The Miley and Bieber Method: How to prove you're a grownup to a jury of your peers
In honor of Miley Cyrus's gig at the Pepsi Center tonight, we here at Team Backbeat would like to honor the Princess of Twerk by providing a comprehensive guide for child stars looking to go rogue.
So you're a Barely Legal former child star. Welcome to adulthood! Legal cigarettes, voting and porn await you! But dag-gone, you've built your whole career on singing PG-rated love songs to your teddy bears. What are you gonna do? How can you let the world know that you are legally legit? Here are some novel ways to shed the baby fat and jump-start a new life.
5. Twerk on your old toys If you spent your 'tween years singing at and/or around teddy bears, maybe grinding up against them will let people know you're not a kid anymore, or that you're into furries, which is also cool (who are we to judge?). Ol' Miley's making it easy to forget that just a few years ago she was still Hannah Montana. She's turned awkward transitions to adulthood into an art form.
4. Star in a sexy crime-spree movie You think you've got it rough? Selena Gomez looks like an eleven-year-old playing (un)dress-up. The girl is of legal drinking age. Selena and J-Biebs are a modern-day Britney and Justin: former child stars formerly in love who just want a little grown-up attention. For Selena, that came in the form of a rebelling in a bikini opposite James Franco.

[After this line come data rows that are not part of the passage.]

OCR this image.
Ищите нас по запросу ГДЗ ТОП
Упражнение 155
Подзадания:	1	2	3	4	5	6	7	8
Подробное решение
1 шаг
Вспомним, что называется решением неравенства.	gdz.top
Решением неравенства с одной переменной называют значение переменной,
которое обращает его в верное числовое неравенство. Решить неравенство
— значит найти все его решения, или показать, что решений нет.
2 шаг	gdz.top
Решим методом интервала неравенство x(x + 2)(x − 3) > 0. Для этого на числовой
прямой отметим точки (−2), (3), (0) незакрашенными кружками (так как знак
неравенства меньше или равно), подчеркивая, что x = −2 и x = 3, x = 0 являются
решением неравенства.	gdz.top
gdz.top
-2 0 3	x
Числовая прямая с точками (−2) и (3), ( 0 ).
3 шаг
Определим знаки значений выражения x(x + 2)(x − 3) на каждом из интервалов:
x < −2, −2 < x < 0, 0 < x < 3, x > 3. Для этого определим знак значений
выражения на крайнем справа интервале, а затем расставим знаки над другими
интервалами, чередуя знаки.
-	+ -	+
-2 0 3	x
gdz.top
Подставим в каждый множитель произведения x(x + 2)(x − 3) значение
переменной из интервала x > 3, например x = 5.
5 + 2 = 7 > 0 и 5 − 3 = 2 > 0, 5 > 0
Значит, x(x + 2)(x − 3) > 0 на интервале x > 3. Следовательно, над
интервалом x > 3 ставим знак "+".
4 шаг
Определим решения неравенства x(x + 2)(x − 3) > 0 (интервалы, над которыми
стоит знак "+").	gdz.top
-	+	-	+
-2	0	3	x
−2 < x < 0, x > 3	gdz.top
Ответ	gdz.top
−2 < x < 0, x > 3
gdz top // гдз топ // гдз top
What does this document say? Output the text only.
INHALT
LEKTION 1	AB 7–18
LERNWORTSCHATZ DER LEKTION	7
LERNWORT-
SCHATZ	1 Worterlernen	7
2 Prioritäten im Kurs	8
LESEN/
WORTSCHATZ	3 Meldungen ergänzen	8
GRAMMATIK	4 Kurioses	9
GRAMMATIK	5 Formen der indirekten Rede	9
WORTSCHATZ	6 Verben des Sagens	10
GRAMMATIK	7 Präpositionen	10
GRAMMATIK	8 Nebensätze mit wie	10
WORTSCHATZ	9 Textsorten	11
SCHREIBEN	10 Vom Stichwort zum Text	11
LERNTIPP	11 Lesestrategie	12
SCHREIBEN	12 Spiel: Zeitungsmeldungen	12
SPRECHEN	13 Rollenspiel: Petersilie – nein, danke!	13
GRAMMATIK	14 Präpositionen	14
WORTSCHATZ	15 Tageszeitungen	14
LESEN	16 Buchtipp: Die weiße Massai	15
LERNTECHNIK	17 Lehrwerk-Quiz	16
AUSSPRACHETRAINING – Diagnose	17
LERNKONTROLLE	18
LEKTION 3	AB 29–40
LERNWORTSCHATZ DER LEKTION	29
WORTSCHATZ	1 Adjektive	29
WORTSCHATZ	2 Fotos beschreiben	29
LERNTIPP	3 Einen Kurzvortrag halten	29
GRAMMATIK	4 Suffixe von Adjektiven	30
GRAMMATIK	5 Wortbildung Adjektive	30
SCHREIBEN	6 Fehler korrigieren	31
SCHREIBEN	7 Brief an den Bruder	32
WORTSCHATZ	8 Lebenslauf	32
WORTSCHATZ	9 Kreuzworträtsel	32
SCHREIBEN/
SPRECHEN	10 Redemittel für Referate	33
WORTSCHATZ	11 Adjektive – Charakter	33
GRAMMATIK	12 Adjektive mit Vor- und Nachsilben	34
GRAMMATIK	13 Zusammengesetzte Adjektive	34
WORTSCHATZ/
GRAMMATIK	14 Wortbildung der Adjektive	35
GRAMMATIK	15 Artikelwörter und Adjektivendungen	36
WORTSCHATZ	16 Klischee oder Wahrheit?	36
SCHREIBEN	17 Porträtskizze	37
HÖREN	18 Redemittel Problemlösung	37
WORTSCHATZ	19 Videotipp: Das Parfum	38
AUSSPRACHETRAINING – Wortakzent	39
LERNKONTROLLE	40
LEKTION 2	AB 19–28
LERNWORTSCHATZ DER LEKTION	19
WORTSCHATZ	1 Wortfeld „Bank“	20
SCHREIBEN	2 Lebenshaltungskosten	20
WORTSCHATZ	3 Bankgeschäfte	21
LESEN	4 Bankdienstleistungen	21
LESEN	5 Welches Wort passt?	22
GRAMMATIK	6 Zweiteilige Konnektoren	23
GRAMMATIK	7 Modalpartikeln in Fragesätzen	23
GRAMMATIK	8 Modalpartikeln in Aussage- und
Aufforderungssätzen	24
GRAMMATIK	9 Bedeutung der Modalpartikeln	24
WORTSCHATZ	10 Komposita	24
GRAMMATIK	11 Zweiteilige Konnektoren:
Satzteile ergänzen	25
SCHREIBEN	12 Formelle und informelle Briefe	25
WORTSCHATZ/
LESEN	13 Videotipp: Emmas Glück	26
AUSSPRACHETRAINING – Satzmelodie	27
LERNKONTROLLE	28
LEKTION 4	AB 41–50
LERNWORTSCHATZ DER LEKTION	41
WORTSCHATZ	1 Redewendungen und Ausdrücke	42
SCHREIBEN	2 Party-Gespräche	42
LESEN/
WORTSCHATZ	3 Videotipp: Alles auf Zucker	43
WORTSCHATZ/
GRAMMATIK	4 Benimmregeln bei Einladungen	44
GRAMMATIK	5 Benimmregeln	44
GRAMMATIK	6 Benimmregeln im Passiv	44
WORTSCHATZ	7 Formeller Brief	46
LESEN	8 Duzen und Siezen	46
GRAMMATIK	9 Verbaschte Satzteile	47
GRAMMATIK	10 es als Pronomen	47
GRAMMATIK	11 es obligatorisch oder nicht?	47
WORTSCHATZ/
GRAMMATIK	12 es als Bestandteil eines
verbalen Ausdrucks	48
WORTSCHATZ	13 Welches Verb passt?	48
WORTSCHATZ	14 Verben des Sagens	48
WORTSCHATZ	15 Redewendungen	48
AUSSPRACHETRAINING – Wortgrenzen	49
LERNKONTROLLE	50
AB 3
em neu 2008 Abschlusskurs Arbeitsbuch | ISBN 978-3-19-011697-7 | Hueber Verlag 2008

3. Fuck it! Pee in a bucket! Okay, so flaunting your sexuality may not be an enticing path to adulthood for everybody. Some might prefer something a little bit more avant-garde. In that case, how about peeing in a bucket? Too crass? Okay, there's always getting a DUI in the hot-rod car you're just barely old enough to drive. Or desecrating the memory of a treasured, near-holy historical figure. With news that Justin allegedly sucked on a stripper's nipple, it's safe to say that the Biebs is truly going rogue.
2. Develop a debilitating drug addiction It's a sad tale and one as old as time, starring a former child star going off the deep end into addiction. There are endless examples of this, but let's revisit one of the classics. Stepping into the wayback machine, we travel to the year 1984, when a pastel sweats-clad Bobby Brown still sounded like a dainty angel singing middle-school love songs from heaven above. Who would have ever imagined that this sweet young lad would stop walking girls home from school and start walking on the wild side? Uh, wait, never mind.
1. Shave your head
When sweet lil' Britney threw away her mouse ears and joined the pop-star ranks with "...Baby One More Time," she still had a long way to go before we were ready for her to be All Sexy, All The Time. Remember, despite her Lolita-esque grinding in the naughty schoolgirl outfit, she was allegedly still a virgin. Four years after her breakaway single in 1998, Britney starred in a
horrorscape of bad filmmaking heartfelt film about growing up, "Crossroads." Her standout single from that movie was "Not a Girl...Not Yet a Woman." She was so serious about her transition to adulthood that she sang it from a mountaintop in a bikini top and bell bottoms! But, nay, that was not enough. Too much is never enough, as Billy Idol once said. The ex-Ms. K-Fed's inner child screamed "Fuck it, I'm going to flash my hoo-ha and shave my head." And thus, the caterpillar became a butterfly.